JMVRI Issue No. 28 features three studies: “Quantification of the Global Maharishi Effect: A Quasi-Experimental Study of the Three Most Violent Countries in the World”, by Kenneth L. Cavanaugh and Lee Fergusson (pp. 11–53); “Harmony, Vāstu Architecture and Contemporary Living”, by Aparna Datey and Anna Bonshek (pp. 55–75); and “Jyoti: A Large-Scale, Architectural, Sculpture Installation” by Anna Bonshek (pp. 77–92).
JMVRI Issue Number 28
JMVRI Paper 28.3
Jyoti: A Large-Scale, Architectural, Sculpture Installation
Author: Anna Bonshek
This paper can be downloaded via the following link:
https://www.academia.edu/144717577/Jyoti_A_Large_Scale_Architectural_Sculpture_Installation
Citation: Bonshek, A. (2025).

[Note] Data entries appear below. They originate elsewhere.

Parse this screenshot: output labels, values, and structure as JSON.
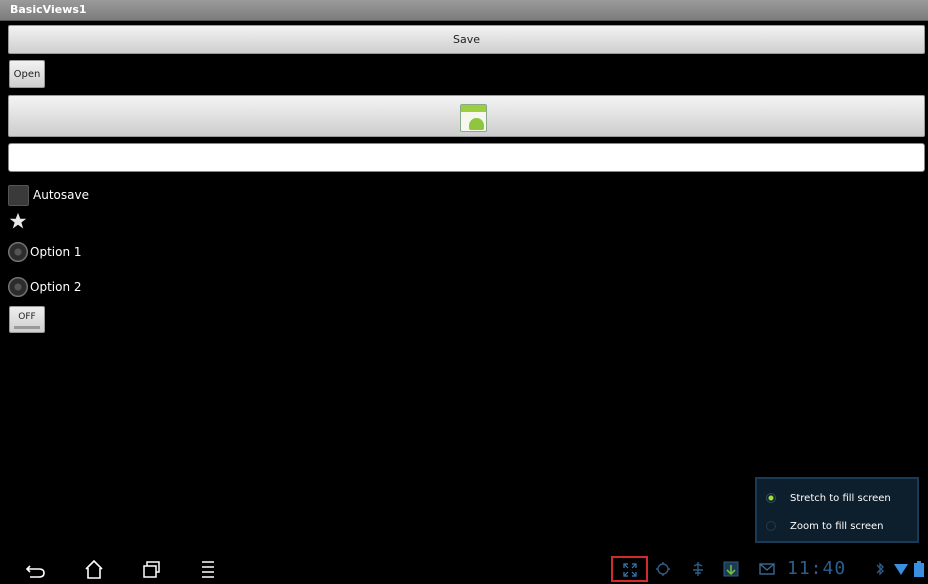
{
  "window": {
    "title": "BasicViews1"
  },
  "buttons": {
    "save_label": "Save",
    "open_label": "Open"
  },
  "text_field": {
    "value": ""
  },
  "checkbox": {
    "label": "Autosave",
    "checked": false
  },
  "radios": [
    {
      "label": "Option 1",
      "selected": false
    },
    {
      "label": "Option 2",
      "selected": false
    }
  ],
  "toggle": {
    "label": "OFF"
  },
  "compat_popup": {
    "options": [
      {
        "label": "Stretch to fill screen",
        "selected": true
      },
      {
        "label": "Zoom to fill screen",
        "selected": false
      }
    ]
  },
  "system_bar": {
    "time": "11:40",
    "icons": [
      "back-icon",
      "home-icon",
      "recent-apps-icon",
      "menu-icon",
      "screen-compat-icon",
      "gps-icon",
      "usb-debug-icon",
      "download-icon",
      "gmail-icon",
      "bluetooth-icon",
      "wifi-icon",
      "battery-icon"
    ]
  },
  "colors": {
    "accent": "#9fe03b",
    "highlight": "#d52a2a",
    "clock": "#2b5e8f"
  }
}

Jyoti: A large-scale, architectural, sculpture installation. Journal of Maharishi Vedic Research Institute, 28, 77–92.
Summary (excerpt):
This study presents a new sculptural installation titled Jyoti, inspired by the silence of a Jyotir Linga site in Aotearoa (New Zealand) while exploring resonance in place. The initial concept—under the working title Light Stone, accepted for inclusion at the ‘Swell Sculpture Festival: People Art Place’ in 2023 on the Gold Coast in Australia—drew inspiration from the Jyotir Linga structure that references 12 traditional sites in India where it is held that Shiva is represented in ‘light-manifested’ form.
The notion of Svayambhu or self-born, standing for complete knowledge and the basis of everything without form or attributes, suggests Shiva can appear in the bivalent aniconic pillar shape or lingam (without symbol or icon). This abstract lingam is held to mark “the presence of the invisible, transcendental reality of Shiva” or pure silence. Elsewhere, understood to represent the wholeness of natural law “available in complete full silence”, Shiva in the lingam form corresponds to the entire human brain, where the brain as a whole is the instrument of the experience of pure silence or pure consciousness, the Transcendence. As such, the quality of pure silence (signified by the name ‘Shiva’) is open to individual experience and relates to the balanced functioning of the brain.